第5話 触手がぬるぬると、女子中学生へ絡まります
ヨロヨロと起き上がった地縛霊は、真っ赤に充血した目で3人を睨んでいる。
その目には、明らかな敵意がにじみ出ていた。
「……【唱え言葉】でも成仏しない。【破魔】の札でも、仕留められないなんて……。……今までに無いタイプだね」
「そうみたいね。……でも、私たちには【破魔】の札がまだ何枚かあるわ。芽愛、2人で一気にやっつけましょう」
「うん、お姉ちゃん」
「葉手州くんは――――パパが来るまで、少し離れて待っていなさい。ね?」
「……わかった」
ようやく、芽愛の薄っぺらい胸から解放された葉手州くんは、珍しく素直に頷いた。
目の前の地縛霊は、体が崩れかけてきているけれど……まだ動けている。
もしかしたら、姉妹では除霊できないほど強いのかもしれない。
葉手州くんも緊張した表情で、タタタッと厚い壁の陰に隠れた。
そこから小さな顔を出して、姉妹の様子を見守る。
「……さァ……いくわよ」
「覚悟しなさい、地縛霊ッ!」
友莉愛ちゃんが【破魔】の札構える。
芽愛も、指先に数枚の札を挟んで――――鋭い眼差しで睨みつけた。
その、地縛霊は。
体をユラユラと揺すりながら歩きだしたかと思うと、姉妹のほうへと向かって進みだす。
「―――――オ……オンナ゛ァ……オ゛ンナ゛ァ……」
不気味な、野太い声。
崩れかかった色の悪い唇の間から絞り出される声に、葉手州くんも、姉妹も、言葉を失った。
「しゃ、しゃべった!」
「言葉を話す地縛霊なんて……そうそういるモノじゃないわ。コイツ、結構『霊力』があるのかも」
「おまけに、言う内容が、キモいッ!!」
芽愛が先に飛び出て、白い細い腕を大きく振りかぶる。
指の間に挟んでいた【破魔】の札を、地縛霊に向けて投げ飛ばした。
すぐに札はスゥッと空中を飛び、吸い込まれるように地縛霊へと襲い掛かる。
「成仏しなさい、地縛霊ッ! 【破魔】の札よっ!」
札は2枚。
地縛霊の身体に触れたとたん、爆発を引き起こす。
衝撃が地縛霊の腐敗した体を押し曲げ、ボロボロになっている茶色いスーツの生地を引き裂いた。
飛び散る肉片と、黒い霧。
ギャアアアァァァッ!!
引き裂くような声をあげて、地縛霊が苦しそうに悶えた。
これで倒したのか?と3人とも思った。
でもその次の瞬間、地縛霊は開いた醜い口から……蛇のような触手をズルリズルリと吐き出すと、長いウネウネと蠢く触手を、姉妹のほうへと伸ばす。
「うわっ! キモっ!」
妹の芽愛のほうが先に出ていたので、その色白の細い手足に触手がヌチヌチと音をたてて絡みついた。

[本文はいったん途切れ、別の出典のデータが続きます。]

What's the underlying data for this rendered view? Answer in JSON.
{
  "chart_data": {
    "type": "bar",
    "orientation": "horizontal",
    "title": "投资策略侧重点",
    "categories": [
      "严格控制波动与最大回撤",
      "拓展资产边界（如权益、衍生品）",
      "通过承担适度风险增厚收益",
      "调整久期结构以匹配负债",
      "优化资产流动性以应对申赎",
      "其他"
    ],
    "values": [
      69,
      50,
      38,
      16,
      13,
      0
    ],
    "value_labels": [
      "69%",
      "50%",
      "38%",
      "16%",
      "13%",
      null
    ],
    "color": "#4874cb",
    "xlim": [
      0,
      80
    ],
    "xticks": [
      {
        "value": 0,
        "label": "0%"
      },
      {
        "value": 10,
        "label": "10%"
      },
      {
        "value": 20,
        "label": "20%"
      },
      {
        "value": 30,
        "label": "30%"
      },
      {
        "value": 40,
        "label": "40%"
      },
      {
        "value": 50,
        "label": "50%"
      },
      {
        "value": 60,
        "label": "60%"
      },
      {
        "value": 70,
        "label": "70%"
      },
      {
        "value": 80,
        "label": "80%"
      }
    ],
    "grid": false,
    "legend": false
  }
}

細い手足は、絡みついた触手によって自由が奪われてしまう。
「(おぉ―――ッ! 美少女中学生に、触手っ! これは……ッ!!)」
目の前の後継んい。
思わず、葉手州くんは鼻息を荒くした。
けど、どうしてこの光景で鼻息があらくなるのかはわからない。
「(なんか、調子がおかしいなぁ……オレ)」
細い手足に絡みついた触手に、鳥肌をたてて悲鳴をあげる芽愛。
柔らかそうな長い蛇のような触手は、絡みついて芽愛の足をすくいあげ、ドシンと床に尻もちをつかせる。
その痛みに、芽愛が悲鳴をあげている。少し泣いているようにも見える。
「妹を離しなさいッ! ケダモノッ!!」
姉の友莉愛ちゃんが、鋭く叫んで【破魔】の札を――――芽愛の身体に巻き付いている触手へと、貼りつける。すぐに札が爆発して、触手がブチブチとちぎれて肉片と化した。
「ありがとう、お姉ちゃぁん……」
「泣かないの、芽愛。まだヤツは生きてるんだから」
「うん。……うぇえ……ヌルヌル、取れない。キッモ……。……気色悪すぎだよ、これ」
ヌルヌルの粘液は芽愛の手首や足首にへばりついていて、芽愛が泣きべそをかきながら粘液をぬぐっていた。